Pour donner une idée de la hauteur de la nef principale, il suffit de dire que le cierge pascal pèse plus de 1000 kilogrammes. L’éclairage coûtait annuellement 20 000 livres de cire et 20 000 livres d’huile. Je crois ce beau zèle d’illumination un peu refroidi.
La quantité de vin consommé pour le saint sacrifice allait de pair avec ces dépenses. Dix-huit mille sept cent cinquante litres s’engloutissaient chaque année dans les sacrées burettes. Il faut dire aussi qu’il fait soif à Séville et que là comme ailleurs les sacristains sont altérés. Cependant, quand on songe qu’il y a quatre-vingts chapelles et autels à six messes en moyenne par jour, ce qui fait 482 messes quotidiennes, on s’explique cet engloutissement.
La richesse y ruisselle inouïe, le luxe écrasant, l’art multiple et merveilleux. Murillo, Campana, les Herreras, Valdès Leal, Vargas, Francisco Zurbaran, Juan de las Roclas, Alonso Cano, tous les maîtres y ont leurs meilleures toiles. Comme partout, le grotesque grimace à côté du sublime. Des ex-voto ridicules, cœurs, béquilles, membres et magots de cire sont appendus aux murs. Çà et là en certains coins de chapelle, de longues tresses de cheveux noirs, douloureux holocauste, rappellent la vitrine de quelque malpropre perruquier. Des tuyaux d’orgue immenses, bizarres, sont placés horizontalement, ainsi qu’une mitrailleuse géante braquée sur le chœur.
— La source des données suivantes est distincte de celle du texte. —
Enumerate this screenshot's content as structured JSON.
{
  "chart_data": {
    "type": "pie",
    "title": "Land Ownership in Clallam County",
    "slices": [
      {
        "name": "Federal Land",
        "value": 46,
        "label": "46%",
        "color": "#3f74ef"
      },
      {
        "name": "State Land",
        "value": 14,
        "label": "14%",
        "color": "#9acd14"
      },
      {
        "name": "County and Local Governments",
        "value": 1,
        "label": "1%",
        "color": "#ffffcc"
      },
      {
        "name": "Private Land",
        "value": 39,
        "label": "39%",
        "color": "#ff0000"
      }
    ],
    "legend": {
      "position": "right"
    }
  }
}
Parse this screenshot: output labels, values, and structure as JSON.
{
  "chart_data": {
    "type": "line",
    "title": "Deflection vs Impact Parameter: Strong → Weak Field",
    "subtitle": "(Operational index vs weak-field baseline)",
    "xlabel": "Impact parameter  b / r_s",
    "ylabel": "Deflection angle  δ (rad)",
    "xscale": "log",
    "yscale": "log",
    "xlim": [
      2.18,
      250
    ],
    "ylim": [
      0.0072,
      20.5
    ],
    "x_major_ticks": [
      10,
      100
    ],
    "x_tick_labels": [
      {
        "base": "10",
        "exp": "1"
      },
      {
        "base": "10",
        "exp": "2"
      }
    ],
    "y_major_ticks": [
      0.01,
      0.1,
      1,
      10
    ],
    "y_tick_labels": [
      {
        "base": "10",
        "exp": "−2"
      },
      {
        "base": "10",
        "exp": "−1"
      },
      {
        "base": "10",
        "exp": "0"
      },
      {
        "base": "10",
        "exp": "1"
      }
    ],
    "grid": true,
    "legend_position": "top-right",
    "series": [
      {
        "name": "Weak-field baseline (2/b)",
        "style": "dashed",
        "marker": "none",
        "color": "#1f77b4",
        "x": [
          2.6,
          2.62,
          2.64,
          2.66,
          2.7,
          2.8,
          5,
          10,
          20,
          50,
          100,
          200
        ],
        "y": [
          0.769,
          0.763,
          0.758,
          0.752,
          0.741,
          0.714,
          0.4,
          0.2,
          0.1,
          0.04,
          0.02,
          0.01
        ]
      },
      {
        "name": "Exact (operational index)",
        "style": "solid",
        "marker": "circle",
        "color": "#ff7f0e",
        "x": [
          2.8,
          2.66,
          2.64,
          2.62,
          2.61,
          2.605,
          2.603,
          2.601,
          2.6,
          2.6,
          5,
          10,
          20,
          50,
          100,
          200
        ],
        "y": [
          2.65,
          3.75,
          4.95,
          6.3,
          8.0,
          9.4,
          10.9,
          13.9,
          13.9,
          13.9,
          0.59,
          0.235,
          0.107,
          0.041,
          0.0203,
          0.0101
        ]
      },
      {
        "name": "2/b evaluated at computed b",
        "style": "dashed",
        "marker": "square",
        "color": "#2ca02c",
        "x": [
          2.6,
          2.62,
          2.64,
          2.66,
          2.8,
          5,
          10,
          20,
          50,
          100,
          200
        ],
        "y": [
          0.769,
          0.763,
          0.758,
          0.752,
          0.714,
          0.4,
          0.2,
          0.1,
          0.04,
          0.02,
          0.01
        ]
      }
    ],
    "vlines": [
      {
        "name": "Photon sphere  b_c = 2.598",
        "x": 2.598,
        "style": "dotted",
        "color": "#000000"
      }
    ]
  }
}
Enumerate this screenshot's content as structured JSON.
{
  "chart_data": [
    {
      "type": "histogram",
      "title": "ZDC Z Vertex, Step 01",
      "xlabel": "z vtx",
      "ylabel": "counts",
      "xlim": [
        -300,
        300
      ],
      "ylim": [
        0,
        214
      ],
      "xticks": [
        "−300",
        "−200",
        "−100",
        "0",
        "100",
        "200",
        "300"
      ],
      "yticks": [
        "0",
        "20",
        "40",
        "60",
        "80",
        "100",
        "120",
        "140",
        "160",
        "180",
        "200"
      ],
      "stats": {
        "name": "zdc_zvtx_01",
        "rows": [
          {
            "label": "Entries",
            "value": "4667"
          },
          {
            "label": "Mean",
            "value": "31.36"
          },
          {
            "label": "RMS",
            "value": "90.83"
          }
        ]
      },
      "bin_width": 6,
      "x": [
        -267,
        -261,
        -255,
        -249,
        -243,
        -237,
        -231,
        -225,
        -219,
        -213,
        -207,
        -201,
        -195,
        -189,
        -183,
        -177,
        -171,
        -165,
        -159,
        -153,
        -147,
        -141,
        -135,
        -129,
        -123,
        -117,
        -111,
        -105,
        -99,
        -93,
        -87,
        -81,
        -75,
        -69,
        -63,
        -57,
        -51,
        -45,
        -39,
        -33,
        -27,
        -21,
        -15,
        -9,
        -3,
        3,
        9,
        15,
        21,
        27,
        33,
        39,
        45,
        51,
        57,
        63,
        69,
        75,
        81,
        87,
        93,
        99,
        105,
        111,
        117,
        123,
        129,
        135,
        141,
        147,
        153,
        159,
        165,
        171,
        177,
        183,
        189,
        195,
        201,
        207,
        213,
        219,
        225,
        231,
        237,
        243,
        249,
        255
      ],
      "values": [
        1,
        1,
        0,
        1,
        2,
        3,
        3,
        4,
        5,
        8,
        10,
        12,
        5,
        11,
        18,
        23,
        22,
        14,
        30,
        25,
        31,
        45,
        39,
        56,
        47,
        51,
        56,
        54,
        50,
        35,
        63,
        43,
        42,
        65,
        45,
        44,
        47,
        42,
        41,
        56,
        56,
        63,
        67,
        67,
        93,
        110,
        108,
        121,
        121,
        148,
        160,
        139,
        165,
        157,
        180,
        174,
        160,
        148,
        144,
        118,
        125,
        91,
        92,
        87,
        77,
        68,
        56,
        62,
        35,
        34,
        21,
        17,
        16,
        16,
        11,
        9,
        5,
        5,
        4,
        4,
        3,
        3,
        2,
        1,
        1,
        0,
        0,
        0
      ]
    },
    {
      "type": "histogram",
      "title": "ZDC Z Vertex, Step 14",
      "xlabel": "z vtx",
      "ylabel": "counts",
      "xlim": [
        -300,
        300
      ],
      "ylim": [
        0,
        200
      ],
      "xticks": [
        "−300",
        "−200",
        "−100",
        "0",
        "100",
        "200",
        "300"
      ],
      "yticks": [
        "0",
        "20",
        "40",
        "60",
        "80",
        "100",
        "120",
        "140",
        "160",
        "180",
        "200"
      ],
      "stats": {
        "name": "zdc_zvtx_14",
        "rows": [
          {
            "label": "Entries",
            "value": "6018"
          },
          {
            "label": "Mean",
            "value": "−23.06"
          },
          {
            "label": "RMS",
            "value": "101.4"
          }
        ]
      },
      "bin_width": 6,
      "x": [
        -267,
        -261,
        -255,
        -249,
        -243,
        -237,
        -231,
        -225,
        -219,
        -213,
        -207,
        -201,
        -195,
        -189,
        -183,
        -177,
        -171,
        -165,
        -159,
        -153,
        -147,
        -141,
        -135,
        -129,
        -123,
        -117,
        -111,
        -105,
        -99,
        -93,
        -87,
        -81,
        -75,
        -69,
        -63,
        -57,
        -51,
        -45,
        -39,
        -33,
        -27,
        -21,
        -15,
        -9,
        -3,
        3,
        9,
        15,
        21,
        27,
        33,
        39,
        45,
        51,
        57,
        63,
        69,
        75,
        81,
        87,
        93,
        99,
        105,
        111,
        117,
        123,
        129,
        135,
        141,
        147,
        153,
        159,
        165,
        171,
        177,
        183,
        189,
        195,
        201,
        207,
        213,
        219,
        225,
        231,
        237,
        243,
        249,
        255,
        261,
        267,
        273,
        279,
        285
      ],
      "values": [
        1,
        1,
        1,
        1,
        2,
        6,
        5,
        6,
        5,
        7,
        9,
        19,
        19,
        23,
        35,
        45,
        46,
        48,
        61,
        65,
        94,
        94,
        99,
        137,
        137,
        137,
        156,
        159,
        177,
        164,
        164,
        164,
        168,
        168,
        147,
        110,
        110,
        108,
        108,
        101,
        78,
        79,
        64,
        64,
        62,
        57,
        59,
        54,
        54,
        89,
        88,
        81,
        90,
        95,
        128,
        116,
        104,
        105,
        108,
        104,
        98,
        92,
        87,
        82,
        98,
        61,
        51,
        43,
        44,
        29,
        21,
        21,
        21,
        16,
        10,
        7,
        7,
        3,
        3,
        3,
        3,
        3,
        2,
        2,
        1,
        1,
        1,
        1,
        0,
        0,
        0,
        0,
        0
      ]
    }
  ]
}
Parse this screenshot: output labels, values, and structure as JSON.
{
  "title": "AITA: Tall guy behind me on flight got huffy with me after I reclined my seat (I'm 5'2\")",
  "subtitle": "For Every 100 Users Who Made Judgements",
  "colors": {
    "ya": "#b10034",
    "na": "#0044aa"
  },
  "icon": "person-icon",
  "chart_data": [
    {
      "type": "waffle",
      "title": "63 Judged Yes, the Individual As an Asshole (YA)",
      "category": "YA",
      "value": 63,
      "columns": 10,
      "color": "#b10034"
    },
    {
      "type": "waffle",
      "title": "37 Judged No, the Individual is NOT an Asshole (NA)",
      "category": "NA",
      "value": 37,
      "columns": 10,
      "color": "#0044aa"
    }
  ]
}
J’ai trouvé en maints endroits l’image de deux très appétissantes créatures qui émergent tout exprès d’un nuage pour soutenir l’antique tour. Il ne faudrait pas en sourire devant un troupeau de dévotes ; on risquerait fort de se faire écharper ; ces aimables brunes ne sont rien moins que les patronnes de Séville, Justa et Rosina, qui, filles d’un simple potier de Triana, ont été, grâce à je ne sais quel concours de miraculeux événements, investies par le Père Éternel de la garde spéciale de la Giralda.
On les aperçoit, pendant les grandes tempêtes, soutenant de leurs petites mains la statue de la Foi, et, à l’heure actuelle, il ne manque pas de bonnes femmes des faubourgs qui vous racontent qu’elles ont vu, de leurs propres yeux vu les deux saintes arrêtant au passage les boulets et les obus qu’en 1843 Espartero lança sur la ville, et qui pouvaient endommager la tour.